The German magazine Focus reports that Lubitz recently ordered two new Audi automobiles at a local dealership — one for himself and one for his fiancee — but later canceled the order on one of them.

Lubitz lived part-time with his parents in the famous Rhineland region of Germany, about halfway between Cologne and Frankfurt. He also had an apartment in Dusseldorf, the planned destination of the doomed flight, where he lived with his fiancee.

LSC Westerwald flight club member Peter Ruecker told the AP that Lubitz had a “girlfriend.” He added that Lubitz visited the club last fall to renew his glider’s license and “seemed very enthusiastic … I can’t remember anything where something wasn’t right.”

Lubitz’s family had joined victims’ families in France but were separated from the others after learning he had deliberately caused the crash — receiving the shocking news just before it was announced to the world.



5. An Article Calling Lubitz ‘a Positive Example’ Has Been Called a ‘Fake’

andreas lubitz, germanair crash co-pilot

A 2013 mention in the Aviation Business Gazette notes Lubitz’s inclusion in the FAA Airmen Certification Database.

The website Aviation Business Gazette included a mention of Lubitz in September 2013:

The Federal Aviation Administration (FAA) is recognizing Andreas Guenter Lubitz with inclusion in the prestigious FAA Airmen Certification Database.

The database, which appears on the agency’s website at www.faa.gov, names Lubitz and other certified pilots who have met or exceeded the high educational, licensing and medical standards established by the FAA.
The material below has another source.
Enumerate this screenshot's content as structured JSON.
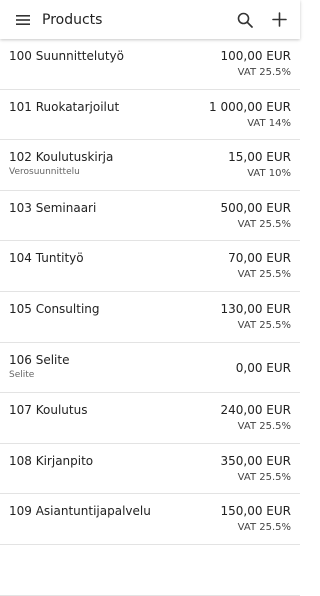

But Newsweek points out that the Aviation Business Gazette is a dubious website that affords bogus praise where none is due:

Bizarrely, the website in fact has an identical article for every member of the FAA’s Airmen Certification Database, published on the same date, 18 September 2013, as seen in the screenshot below, indicating that the FAA did not single out Lubitz for praise.

On the Pilots of America forum, earlier this year, puzzled pilots discussed their mysterious inclusion in the “vanity” website, which apparently mines public FAA data and turns it into a pile of identical, overblown articles with various pilot’s names inserted:

Is this some type of spam website or scam or something?

A friend found this while searching for my name (cyber-stalking I’m sure).

Click on any of the names, and you get an “article” about how the FAA “recognizes” that person with a prestigious pilot’s license. No more mention is made about that person past the 2nd paragraph, where it’s a generic press release-type article with a quote from the Secretary of Transportation and some other info about the ATP and such. Then at the end it shows the FAA database information on that person, like home address.

Click on any name and it’s exactly the same. You can even manually navigate “up” a directory and go to:

http://aviation-business-gazette.com/A26/

Where you get more subdirectories.

Yes, I am one of the names on here, but I have no idea how many names are listed. I don’t see any way to “search” the listings either (not sure why I’d want to though).

It reminds me of those novelty/vanity magazine covers – People Magazine’s Man of the Year issue with your picture on it, that kind of thing.

An earlier version of this article, as well as numerous mentions by reporters from major news outlets, cited the article without drawing attention to its dubious nature.